Boxing, Santos’s father thought, would be a good way for his son to face his challenges head-on. And so Santos took up the sport, as well as acting and music. But the visual language of art appealed to him most.
“By practicing art, the people around me felt it; they liked what I had to say with my techniques, my opinions, funniness, or sarcasm. I was receiving a positive response. That motivated me to keep painting,“ Santos said. ”There was no direction I was going with this other than the sense of freedom and fun I was having while painting.”
Learning From the Old Masters
Santos felt something was missing from his studies at the New World School of the Arts in Miami, Florida. “When I first studied in the contemporary establishment in the world of the arts in college, [the instructors] were mainly focused on the conceptual aspect of things and the dark side of our personal being,” he said.But the Angel Academy in Florence, Italy, revealed another side to art. In the place that was once the pulsing epicenter of the art world during the Italian Renaissance, Santos developed his own meticulous style by applying a dutiful approach to understanding the academic techniques that had been preserved and passed down from the old masters.
The best-known artists have been those who added their own challenging points of view to the art world of their time. In the case of Michelangelo, he had a way of seeing the world that so pushed the limits of the visual language at the time that it shocked those around him.
In much of Santos’s life and in the subject he chooses for his art, he also feels an impulse to go against the grain. “I just love to look at my environment and offer something other than what they are proposing. Many times, if one of my friends has an opinion, I will, in a friendly way, point things out from a different point of view,” he said.
This is part of the role of art in society, he believes. Whatever we do and say, we have to take responsibility for it. If we have our own unique way of expressing something, we might be criticized by people who do not accept it, but that is a part of the evolution of art.
Santos stated that in the world of art today, the pendulum has swung the other way from where it was at the time of the Italian Renaissance, when classical knowledge and aesthetics were revived. Now, people are following the trend of “whatever happens, happens,” but he is trying to go against that. He is building on the strength of traditional artistic skills, using basic principles of composition in order to paint like the old masters and create a positive effect.
“So it is actually somewhat provoking to do what I do. Being old-fashioned now is provocative,” he said.
Copying the old masters, Santos believes, is fundamental to developing skills of the visual language needed to better express one’s own vision.
But copying the masters is a misunderstood and misrepresented technique today often associated with disparaging creativity.
Prior to his experience in Florence, Santos thought that painting started with the artist’s creative idea rather than with a visual method. But he now believes that skilled execution combined with a creative idea allows viewers to be attracted to the art and also to understand it. “Now they are respecting you because you are showing them the world from a different point of view” and a new way to think about things, but also something that is executed beautifully.
In fact, in copying the masters, you learn to see differently. “That is the way you become a better painter because you see better, you understand the visual world better.

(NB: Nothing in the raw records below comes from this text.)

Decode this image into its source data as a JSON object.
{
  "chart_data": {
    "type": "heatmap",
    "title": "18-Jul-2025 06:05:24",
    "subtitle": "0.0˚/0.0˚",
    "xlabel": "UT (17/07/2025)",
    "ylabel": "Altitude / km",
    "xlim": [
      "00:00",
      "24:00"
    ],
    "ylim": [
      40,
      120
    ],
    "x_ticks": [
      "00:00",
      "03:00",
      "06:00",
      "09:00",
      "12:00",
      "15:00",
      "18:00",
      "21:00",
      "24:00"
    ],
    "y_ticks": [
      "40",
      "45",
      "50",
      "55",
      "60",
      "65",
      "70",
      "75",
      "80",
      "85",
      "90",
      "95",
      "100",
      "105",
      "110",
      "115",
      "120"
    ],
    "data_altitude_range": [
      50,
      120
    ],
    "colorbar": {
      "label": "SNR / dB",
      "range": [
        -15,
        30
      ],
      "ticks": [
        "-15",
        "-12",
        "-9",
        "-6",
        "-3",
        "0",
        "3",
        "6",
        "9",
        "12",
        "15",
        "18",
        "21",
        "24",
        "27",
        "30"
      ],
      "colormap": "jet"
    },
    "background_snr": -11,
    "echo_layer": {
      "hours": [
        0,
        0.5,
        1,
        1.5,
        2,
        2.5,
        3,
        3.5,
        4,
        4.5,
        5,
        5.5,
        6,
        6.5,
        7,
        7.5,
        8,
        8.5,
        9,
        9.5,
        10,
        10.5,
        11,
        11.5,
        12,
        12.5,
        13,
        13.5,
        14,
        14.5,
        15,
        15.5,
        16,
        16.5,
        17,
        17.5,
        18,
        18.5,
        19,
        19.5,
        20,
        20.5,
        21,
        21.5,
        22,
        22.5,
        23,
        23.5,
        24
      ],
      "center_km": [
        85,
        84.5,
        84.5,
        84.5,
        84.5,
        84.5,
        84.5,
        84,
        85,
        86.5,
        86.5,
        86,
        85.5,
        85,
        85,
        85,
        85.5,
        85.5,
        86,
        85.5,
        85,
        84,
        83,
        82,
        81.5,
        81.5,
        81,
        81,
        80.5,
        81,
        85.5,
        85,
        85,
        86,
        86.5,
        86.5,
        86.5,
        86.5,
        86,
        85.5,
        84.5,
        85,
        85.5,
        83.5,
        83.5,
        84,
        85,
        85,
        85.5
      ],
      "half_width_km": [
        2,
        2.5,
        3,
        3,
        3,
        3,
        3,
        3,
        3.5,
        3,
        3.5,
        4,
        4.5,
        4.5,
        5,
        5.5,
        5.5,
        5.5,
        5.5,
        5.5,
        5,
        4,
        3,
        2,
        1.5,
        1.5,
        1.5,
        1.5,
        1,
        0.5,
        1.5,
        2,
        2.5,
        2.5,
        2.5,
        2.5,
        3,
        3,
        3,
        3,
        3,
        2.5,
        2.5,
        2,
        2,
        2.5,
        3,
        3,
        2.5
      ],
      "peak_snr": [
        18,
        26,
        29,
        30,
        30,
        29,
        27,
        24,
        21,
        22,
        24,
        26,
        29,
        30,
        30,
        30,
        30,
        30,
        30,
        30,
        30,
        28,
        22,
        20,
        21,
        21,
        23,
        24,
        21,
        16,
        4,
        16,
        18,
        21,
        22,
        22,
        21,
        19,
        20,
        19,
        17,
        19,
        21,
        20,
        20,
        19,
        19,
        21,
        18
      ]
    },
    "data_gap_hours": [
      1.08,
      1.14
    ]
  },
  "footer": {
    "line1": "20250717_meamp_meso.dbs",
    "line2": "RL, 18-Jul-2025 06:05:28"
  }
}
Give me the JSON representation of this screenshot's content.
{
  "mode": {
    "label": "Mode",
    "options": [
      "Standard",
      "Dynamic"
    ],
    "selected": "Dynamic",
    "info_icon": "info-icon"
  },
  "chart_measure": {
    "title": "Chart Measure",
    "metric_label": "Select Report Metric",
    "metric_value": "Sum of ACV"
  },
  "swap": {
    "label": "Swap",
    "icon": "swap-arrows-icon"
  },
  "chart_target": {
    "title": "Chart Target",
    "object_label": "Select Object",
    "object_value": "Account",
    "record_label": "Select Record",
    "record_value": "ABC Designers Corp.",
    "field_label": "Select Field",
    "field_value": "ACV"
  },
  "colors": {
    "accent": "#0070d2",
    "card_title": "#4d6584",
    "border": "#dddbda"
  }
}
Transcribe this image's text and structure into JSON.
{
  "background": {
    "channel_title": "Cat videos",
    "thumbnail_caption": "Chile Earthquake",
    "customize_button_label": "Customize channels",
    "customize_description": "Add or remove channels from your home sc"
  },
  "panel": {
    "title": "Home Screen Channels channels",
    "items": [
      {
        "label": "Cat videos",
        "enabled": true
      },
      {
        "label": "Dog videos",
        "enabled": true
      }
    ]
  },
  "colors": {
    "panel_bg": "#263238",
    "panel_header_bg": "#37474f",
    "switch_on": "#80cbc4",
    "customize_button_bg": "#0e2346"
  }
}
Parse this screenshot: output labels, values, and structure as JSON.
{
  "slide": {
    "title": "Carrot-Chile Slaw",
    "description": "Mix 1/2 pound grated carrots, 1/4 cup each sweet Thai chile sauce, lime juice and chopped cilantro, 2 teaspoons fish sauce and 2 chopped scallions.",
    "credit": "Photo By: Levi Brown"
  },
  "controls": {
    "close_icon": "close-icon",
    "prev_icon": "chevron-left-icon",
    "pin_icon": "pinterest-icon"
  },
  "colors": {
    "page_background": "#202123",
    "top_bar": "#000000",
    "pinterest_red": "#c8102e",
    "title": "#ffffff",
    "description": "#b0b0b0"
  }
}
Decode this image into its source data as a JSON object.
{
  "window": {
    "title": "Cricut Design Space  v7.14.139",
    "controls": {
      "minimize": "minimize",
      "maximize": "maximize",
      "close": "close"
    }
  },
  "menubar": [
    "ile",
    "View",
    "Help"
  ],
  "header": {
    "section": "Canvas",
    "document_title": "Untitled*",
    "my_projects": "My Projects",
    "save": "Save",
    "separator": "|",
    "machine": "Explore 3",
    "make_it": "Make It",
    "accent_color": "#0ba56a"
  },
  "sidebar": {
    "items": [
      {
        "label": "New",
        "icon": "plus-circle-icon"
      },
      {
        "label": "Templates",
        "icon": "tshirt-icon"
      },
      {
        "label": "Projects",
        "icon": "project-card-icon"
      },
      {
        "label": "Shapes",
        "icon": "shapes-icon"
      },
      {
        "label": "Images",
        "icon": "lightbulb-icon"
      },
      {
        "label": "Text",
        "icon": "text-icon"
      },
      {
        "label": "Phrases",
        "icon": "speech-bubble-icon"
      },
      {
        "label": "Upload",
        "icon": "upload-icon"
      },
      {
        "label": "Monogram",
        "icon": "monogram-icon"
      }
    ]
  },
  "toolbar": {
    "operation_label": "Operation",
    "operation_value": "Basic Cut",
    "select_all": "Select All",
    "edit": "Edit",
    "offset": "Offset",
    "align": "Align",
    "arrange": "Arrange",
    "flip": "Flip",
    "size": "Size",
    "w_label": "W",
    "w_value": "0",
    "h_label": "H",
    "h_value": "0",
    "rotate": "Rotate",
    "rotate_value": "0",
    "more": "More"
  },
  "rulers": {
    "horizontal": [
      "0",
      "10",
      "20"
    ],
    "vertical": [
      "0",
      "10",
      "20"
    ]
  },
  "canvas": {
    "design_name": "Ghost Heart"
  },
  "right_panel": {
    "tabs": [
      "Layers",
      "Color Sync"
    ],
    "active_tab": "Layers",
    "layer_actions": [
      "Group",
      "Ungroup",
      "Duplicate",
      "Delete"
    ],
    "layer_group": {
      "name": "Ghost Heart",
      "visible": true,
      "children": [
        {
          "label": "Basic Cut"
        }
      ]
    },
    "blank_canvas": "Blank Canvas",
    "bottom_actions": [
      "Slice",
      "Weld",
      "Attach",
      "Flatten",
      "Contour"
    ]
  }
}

That is what I learned in Florence that was so profound. I learned to understand shadows, to compress dark elements. I saw everything visually with that sensitivity that I never thought of before.”
Developing the necessary skills and mechanics of art helps artists reach a higher level of expression and enables them to articulate their visions much more accurately.
Once the articulation of the visual language is mastered, there is power and depth that comes from simplicity, Santos believes. Growing up without video games, a television, or even a reliable source of water, Santos learned to see the world in simple terms. “I have been living here in America for 20 years, in the developed world, and everything is too easy to have access to,” he said.
“In this [overly] developed world, we are deluged with information that distracts us from our goals and sometimes overshadows the beauty of simplicity. In contemporary art, for example, philosophy has taken over the power of the visual effect; people are looking more at the status of the artists or the description of a work of art than responding directly to its visual power and beauty.